IChatClient classifier = new OllamaChatClient("llama3");
var policy = new GuardrailPolicyBuilder()
.NormalizeInput() // decode evasion encodings first
.BlockPromptInjection() // regex: fast first pass
.BlockPromptInjectionWithLlm(classifier) // LLM: catches what regex misses
.DetectPIIWithLlm(classifier) // LLM: catches names, addresses, etc.
.EnforceTopicBoundaryWithLlm(classifier, "billing") // LLM: semantic topic matching
.LimitInputTokens(4000)
.Build();
With Dependency Injection (ASP.NET / Aspire)
builder.Services.AddAgentGuard(options =>
{
options.DefaultPolicy(policy => policy
.BlockPromptInjection()
.RedactPII()
.LimitOutputTokens(2000));
options.AddPolicy("strict", policy => policy
.BlockPromptInjection(sensitivity: Sensitivity.High)
.RedactPII(PiiCategory.All)
.EnforceTopicBoundary("billing"));
});
With Embedding-based Topic Boundary
using Microsoft.Extensions.AI;
using AgentGuard.Local.Classifiers;
using AgentGuard.Core.Builders;
// Use any IEmbeddingGenerator - OpenAI, Ollama, local ONNX, etc.

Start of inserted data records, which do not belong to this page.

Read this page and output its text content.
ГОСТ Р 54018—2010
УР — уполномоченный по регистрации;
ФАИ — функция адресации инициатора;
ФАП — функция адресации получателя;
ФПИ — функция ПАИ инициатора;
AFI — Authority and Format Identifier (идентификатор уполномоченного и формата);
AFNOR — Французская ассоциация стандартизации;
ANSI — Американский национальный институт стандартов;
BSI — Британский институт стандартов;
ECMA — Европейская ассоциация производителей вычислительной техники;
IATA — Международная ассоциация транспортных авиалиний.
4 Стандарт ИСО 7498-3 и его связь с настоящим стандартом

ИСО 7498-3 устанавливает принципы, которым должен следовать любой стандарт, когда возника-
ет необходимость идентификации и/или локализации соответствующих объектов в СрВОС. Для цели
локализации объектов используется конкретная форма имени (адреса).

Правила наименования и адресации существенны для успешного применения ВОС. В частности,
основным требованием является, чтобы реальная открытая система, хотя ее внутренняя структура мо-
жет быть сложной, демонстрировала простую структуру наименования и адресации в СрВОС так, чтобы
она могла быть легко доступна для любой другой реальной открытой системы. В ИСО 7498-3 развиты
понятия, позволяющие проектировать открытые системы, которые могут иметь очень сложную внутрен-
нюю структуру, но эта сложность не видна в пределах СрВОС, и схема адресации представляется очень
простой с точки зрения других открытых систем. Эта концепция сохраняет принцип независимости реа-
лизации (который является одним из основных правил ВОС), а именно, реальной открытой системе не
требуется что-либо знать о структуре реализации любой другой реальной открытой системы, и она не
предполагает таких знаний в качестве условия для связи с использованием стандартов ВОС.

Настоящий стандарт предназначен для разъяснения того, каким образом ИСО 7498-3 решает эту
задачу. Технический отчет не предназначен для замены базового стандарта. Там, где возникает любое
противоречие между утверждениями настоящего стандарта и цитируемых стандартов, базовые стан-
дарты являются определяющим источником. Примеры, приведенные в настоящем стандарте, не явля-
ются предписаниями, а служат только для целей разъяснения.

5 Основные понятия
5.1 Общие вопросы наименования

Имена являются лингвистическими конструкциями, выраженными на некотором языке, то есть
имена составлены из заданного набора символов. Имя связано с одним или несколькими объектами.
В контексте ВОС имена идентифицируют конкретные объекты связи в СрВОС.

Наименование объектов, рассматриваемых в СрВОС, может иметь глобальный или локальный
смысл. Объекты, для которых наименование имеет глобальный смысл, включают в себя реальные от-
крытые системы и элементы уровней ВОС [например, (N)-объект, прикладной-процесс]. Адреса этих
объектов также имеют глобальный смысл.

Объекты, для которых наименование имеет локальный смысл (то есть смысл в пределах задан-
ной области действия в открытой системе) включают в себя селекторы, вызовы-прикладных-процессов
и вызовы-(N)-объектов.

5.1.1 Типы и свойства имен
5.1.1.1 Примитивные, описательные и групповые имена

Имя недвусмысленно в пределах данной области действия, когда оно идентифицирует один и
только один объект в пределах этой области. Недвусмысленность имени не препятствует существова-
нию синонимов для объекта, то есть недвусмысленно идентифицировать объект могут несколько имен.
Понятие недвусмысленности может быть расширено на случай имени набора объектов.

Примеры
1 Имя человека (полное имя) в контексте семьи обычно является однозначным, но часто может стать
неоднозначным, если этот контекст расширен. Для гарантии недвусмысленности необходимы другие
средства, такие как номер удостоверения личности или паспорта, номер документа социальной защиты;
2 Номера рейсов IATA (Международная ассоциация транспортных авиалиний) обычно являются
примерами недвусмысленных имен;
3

IEmbeddingGenerator<string, Embedding<float>> embeddings = /* your provider */;
var policy = new GuardrailPolicyBuilder()
.BlockPromptInjection()
.EnforceTopicBoundary(
new EmbeddingSimilarityProvider(embeddings),
similarityThreshold: 0.4f,
"billing", "returns", "customer support")
.LimitInputTokens(4000)
.Build();
With appsettings.json Configuration
Define guardrail policies entirely in configuration - no code changes needed to adjust rules:
{
"AgentGuard": {
"DefaultPolicy": {
"Rules": [
{ "Type": "PromptInjection", "Sensitivity": "High" },
{ "Type": "PiiRedaction", "Categories": "Email,Phone,SSN" },
{ "Type": "TokenLimit", "MaxTokens": 4000 }
],
"ViolationMessage": "Request blocked by safety policy."
}
}
}
builder.Services.AddAgentGuard(builder.Configuration.GetSection("AgentGuard"));
See Configuration docs for the full JSON schema covering all rule types.
Workflow Guardrails
MAF workflows compose multiple Executor steps into a DAG. AgentGuard.AgentFramework includes workflow guardrails that let you wrap individual executors with guardrails at step boundaries using the .WithGuardrails() decorator:
dotnet add package AgentGuard.AgentFramework --prerelease
using AgentGuard.AgentFramework.Workflows;
// Wrap a void executor with input guardrails
var guardedInput = myInputExecutor.WithGuardrails(b => b
.NormalizeInput()
.BlockPromptInjection(Sensitivity.High)
.RedactPII());
// Wrap a typed executor with input + output guardrails
var guardedProcessor = myProcessorExecutor.WithGuardrails(b => b
.RedactPII()
.ValidateOutput(text => !text.Contains("internal-only"), "Leaked internal info"));
// Use in your workflow - GuardedExecutor is still an Executor
try
{
await guardedInput.HandleAsync(userMessage, workflowContext);
var result = await guardedProcessor.HandleAsync(input, workflowContext);
}
catch (GuardrailViolationException ex)
{
Console.WriteLine($"Blocked at {ex.Phase} in '{ex.ExecutorId}': {ex.ViolationResult.Reason}");
}
GuardedExecutor<TInput> applies input guardrails before delegating to the inner executor. GuardedExecutor<TInput, TOutput> applies both input and output guardrails. If a guardrail blocks, a GuardrailViolationException is thrown (surfaced by MAF as ExecutorFailedEvent).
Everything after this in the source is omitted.